The federal government’s GST holiday from December 2024 to February 2025 resulted in food inflation dropping by 0.6 percent in January, which was the first time food inflation fell since May 2017. “Canadians spent less on food over the two-month period, offering some economic relief for them during a time of year when upward pressure on the price of goods is typically at its peak,” the report said.
The report also said that Canadians have been responding to rising food prices by changing their shopping habits, with 86 percent buying less meet and 25 percent buying more frozen foods. The report said this has led to Canadians eating foods that have fewer nutrients and that contain more sugar and sodium.
“As it becomes more difficult for Canadians to afford a healthy diet, there could be a rise in health-related challenges and a corresponding decline in overall public health,” the report said.
Trends for 2026
The report said the Bank of Canada’s lowering of interest rates from 3.25 percent to 2.25 percent over the past year has “theoretically” given more money to Canadians to spend on goods like food, but said it can “also weaken currency over time, making imported goods more expensive.” The report said it is unlikely lower interest rates will have any effect on food prices.
The report said the trade war with the United States has weakened Canada’s economy, decreased demand for Canadian goods, and created additional inflationary pressures. Despite Ottawa removing its counter-tariffs on the United States back in September, the report said it may “still take some time for the policy change to be reflected in the prices of U.S.-imported food, if at all.”
The report said that inflation is likely to further decrease in 2026 and settle at around 2 percent, while GDP growth will slow to between 1.2 percent and 1.4 percent.
With more Canadians turning to chicken as a more affordable protein source than beef, chicken prices are set to increase “substantially” in 2026 due to underproduction. The report also said a rise in avian flu among commercial stocks could put pressure on prices in the new year.
Additionally, federal reforms to Canada’s Temporary Foreign Worker Program and temporary residents could lead to labour shortages, as the agricultural industry relies on seasonal workers. This could lead to increased costs for businesses that already operate on tight profit margins, and those extra costs could be passed on to consumers, the report said.

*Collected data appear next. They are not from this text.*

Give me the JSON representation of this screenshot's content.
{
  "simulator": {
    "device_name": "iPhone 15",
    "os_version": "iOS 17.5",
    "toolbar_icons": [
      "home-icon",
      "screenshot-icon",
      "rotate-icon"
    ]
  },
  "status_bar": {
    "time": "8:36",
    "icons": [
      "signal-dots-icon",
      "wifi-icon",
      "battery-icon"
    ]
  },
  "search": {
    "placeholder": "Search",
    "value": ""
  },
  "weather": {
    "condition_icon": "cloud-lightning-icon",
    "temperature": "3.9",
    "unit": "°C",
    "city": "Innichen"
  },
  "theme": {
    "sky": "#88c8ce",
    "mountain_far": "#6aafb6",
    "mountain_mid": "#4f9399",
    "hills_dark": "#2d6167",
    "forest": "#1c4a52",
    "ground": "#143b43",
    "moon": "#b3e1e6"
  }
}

The world could also see more extreme weather events in 2026, which have become a growing concern for agricultural producers, according to the report. It noted that Canada in 2025 saw higher prices for imported goods such as coffee, cocoa, and fruit because of weather-related challenges in other countries, while Canadian fruit and vegetable production was harmed by lower-than-normal rainfall.
In Question Period on Dec. 3, Conservative Leader Pierre Poilievre said the cost of a basket of groceries had nearly doubled in price from what they cost in 2015 due to “Liberal inflationary deficits” and taxes on farm equipment, fertilizer, and food processors,” in reference to the industrial carbon tax.
Prime Minister Mark Carney responded that annualized Canadian wages are growing faster than inflation since he took office back in March. He also highlighted that the government cut income taxes for 22 million Canadians earlier this year.